Assis sur la chaise longue, j’ai écarté mes jambes, ma chatte en pleurs m’invitant. Et murmura : « Oui. Sur vos genoux! »

Elle s’agenouilla respectueusement, presque avec révérence, ferma les yeux et huma l’odeur de mon excitation.

Mes doigts caressèrent sa joue et, ouvrant les yeux, elle me regarda et sortit sa langue. Les yeux verrouillés sur les miens, elle lécha, douloureusement lentement, mon périnée et râpa sa langue à travers mes plis humides.

Sa langue, collante avec des brins de mon miel, a effleuré mon clitoris à plusieurs reprises, m’attirant des gémissements. Sam a licencieusement peint sa salive sur ma chatte lisse; d’abord de larges effleurages de ma fente avec une langue plate, suivis de touches sur mon clitoris.

Puis elle a écrasé son visage dans ma chatte. Prenant mes plis entre ses lèvres, elle secoua la tête comme un chiot impatient. Mon jus coulait de son menton et éclaboussait son tour de cou en diamant.

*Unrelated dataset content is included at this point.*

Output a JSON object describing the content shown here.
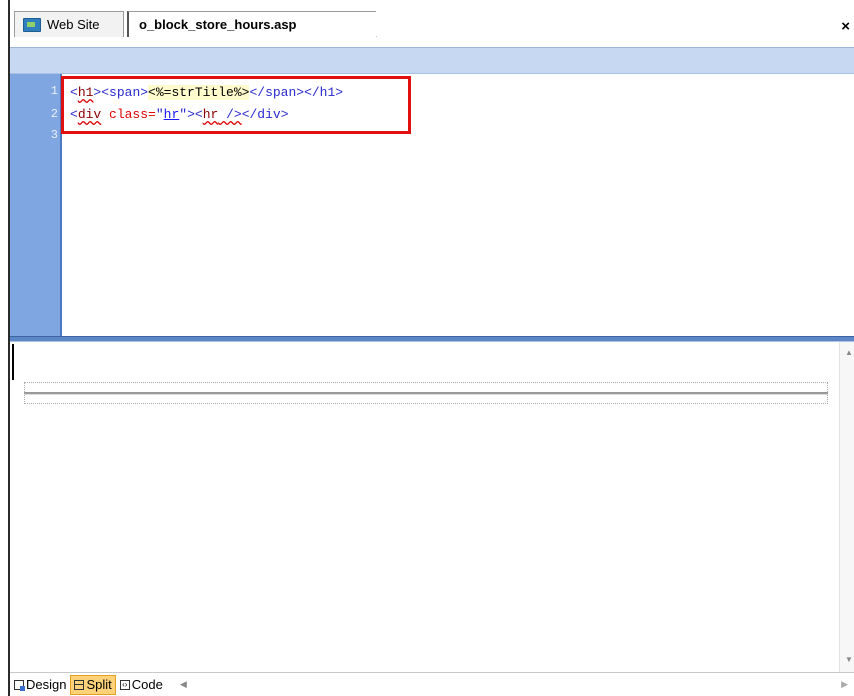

Avec les mains agrippant sa tête, j’ai écrasé ma chatte sur son visage. Puis, claquant mon clitoris sur sa langue, j’ai eu un orgasme dans un désordre jaillissant hurlant.

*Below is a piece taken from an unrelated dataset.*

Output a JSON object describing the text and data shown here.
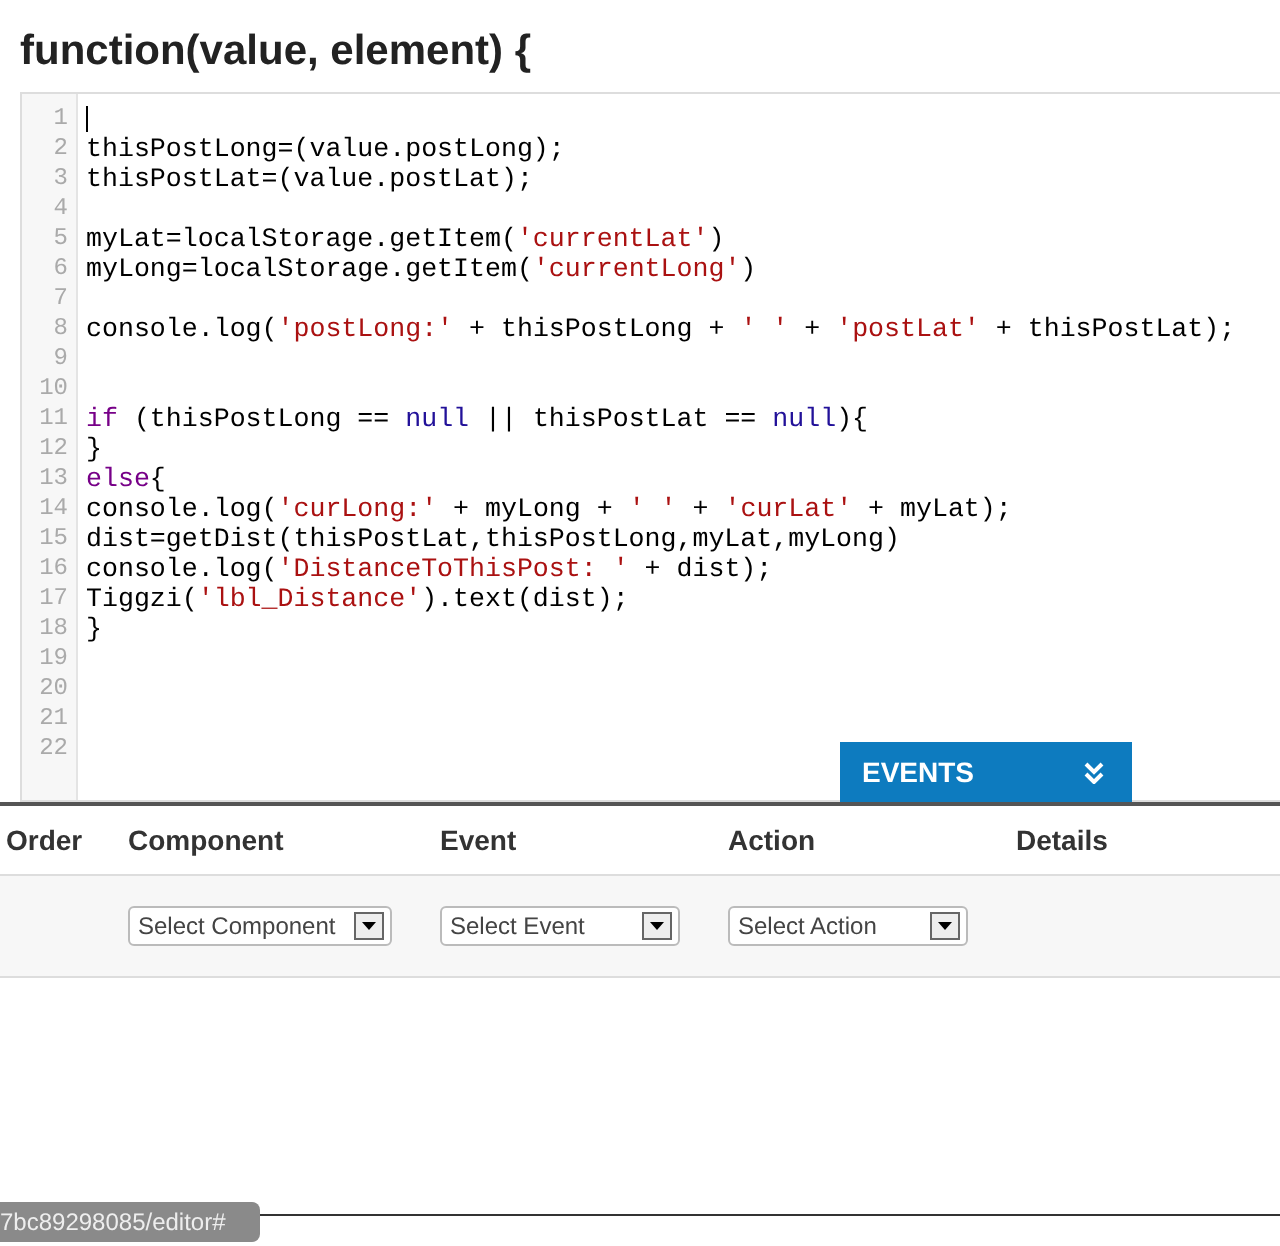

Quand mes yeux se sont ouverts, le visage scintillant de Sam regardait avec émerveillement le jus qui suintait de ma chatte gonflée.

« Puis-je peindre ta chatte, comme elle est maintenant? » demanda Sam.

« Bien sûr, avec l’art, vous êtes le patron. »

« Elle dit que c’est de l’érotisme, pas de l’art. Mauvais pour notre image.

« Je vais lier la plupart des choses, mais pas votre créativité. »

Sam hocha la tête avec enthousiasme. « J’aime plaire. Mais je dois décider ce que je peins.

« Bien sûr. Mais je vais t’acheter un nouveau collier. Un pas cher et pas cher.

Sam frissonna. « Merde; J’aurai l’air d’une pute à vingt dollars.

« Humiliant? »

Sam suça sa lèvre inférieure. « Oh mon Dieu, oui! »

« Tu veux peindre sale, alors tu le feras pour moi, n’est-ce pas bébé. »

« Merde. Désolé. Je veux dire, oui mademoiselle. Merci.